Je me suis laissé tenter, j’ai regardé les quatre premiers épisodes disponibles et je ne le regrette pas, c’est vraiment très bon. J’aime l’atmosphère particulière, les changements de ton (on peut passer de situations absurdes avec des dialogues décalés à des moments de pur suspense très tendus), la manière dont les mystères de cette petite île sont dévoilés au fur et à mesure. Le mélange de comédie et d’horreur fonctionne très bien et les clins d’oeil/références ne sont pas gratuits car parfaitement intégrés au récit développé. L’interprétation est savoureuse, Matthew Rhys en tête, et les personnages secondaires ne manquent pas de piquant, avec une caractérisation soignée. Très chouette surprise, ce Widow’s Bay…et j’ai hâte d’y refaire un tour…
Bien aimé le 1er épisode avec une ambiance particulière qui reprend à droite et à gauche tout en restant agréable et ma bascule fut avec la nuit à l’hotel où j’ai eu deux, trois moments de pétôche
Intéressant comment la série semble être un abécédaire des grandes figures de trouilles sans qu’on sache encore trop le pourquoi du comment.

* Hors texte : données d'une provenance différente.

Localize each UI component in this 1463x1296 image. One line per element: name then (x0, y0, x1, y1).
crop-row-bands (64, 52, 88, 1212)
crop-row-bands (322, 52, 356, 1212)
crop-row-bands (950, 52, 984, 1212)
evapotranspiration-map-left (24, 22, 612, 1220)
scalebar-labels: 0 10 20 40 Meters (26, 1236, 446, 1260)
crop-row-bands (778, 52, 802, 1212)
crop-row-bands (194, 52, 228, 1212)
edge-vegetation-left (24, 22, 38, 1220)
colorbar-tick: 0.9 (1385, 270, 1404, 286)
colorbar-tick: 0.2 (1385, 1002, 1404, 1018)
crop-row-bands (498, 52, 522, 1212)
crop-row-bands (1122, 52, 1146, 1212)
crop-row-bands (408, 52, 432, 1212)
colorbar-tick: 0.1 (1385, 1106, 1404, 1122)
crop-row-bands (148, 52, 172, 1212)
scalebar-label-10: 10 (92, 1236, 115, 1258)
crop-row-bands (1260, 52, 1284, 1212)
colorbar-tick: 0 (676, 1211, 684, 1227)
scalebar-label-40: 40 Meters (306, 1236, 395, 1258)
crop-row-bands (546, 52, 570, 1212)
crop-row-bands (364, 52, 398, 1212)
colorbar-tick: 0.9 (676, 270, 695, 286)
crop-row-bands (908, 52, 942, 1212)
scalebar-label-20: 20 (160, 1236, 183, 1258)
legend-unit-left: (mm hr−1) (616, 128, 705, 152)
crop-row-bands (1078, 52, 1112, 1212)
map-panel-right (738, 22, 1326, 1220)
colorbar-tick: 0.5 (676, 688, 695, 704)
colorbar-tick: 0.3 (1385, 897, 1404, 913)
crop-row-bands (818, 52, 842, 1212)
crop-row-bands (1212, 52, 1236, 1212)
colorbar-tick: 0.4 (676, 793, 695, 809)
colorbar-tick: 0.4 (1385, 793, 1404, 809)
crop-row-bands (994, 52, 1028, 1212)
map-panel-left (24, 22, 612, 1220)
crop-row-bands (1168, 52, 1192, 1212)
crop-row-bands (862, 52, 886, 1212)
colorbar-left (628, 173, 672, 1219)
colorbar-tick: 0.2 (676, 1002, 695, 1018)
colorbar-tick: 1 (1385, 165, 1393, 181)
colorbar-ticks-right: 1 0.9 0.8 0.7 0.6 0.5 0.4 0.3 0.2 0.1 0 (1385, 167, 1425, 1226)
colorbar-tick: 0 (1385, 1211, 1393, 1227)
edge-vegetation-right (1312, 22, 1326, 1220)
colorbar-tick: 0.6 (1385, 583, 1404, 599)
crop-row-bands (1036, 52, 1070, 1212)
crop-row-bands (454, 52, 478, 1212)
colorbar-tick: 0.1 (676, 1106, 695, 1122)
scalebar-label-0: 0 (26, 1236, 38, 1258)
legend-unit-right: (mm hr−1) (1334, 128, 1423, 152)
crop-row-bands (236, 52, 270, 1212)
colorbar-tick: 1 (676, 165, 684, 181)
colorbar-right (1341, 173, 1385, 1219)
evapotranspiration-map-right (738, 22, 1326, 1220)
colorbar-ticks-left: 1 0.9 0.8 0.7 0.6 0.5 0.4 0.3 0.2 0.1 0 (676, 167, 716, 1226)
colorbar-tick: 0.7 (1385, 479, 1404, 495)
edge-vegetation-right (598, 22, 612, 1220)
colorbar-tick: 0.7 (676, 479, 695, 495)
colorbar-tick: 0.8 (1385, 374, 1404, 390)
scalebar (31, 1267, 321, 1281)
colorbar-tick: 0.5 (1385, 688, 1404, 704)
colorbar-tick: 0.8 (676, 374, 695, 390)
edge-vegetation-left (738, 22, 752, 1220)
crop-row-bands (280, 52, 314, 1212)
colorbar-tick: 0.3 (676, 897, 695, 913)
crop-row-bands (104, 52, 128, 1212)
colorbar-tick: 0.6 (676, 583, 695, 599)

Ah ouais, il est excellent. J’avoue que je ne le connais pas beaucoup parce que je n’ai pas vu grand chose avec lui mais ici il est à l’aise dans tous les registres au cours du trip zarbi de l’épisode 5, qui désarçonne autant le perso que le spectateur à cause des nombreuses ellipses et dans lequel il est à l’aise dans tous les registres. Il est tour à tour perdu, savoureusement drôle dans ses réactions, effrayé à cause de choses qui restent toujours à la limite des perceptions et aussi émouvant lorsqu’il expérimente à nouveau les circonstances du décès de sa femme (ce qui ajoute une preuve supplémentaire aux déclarations prouvant que ceux qui sont nés sur l’île ne peuvent pas la quitter)…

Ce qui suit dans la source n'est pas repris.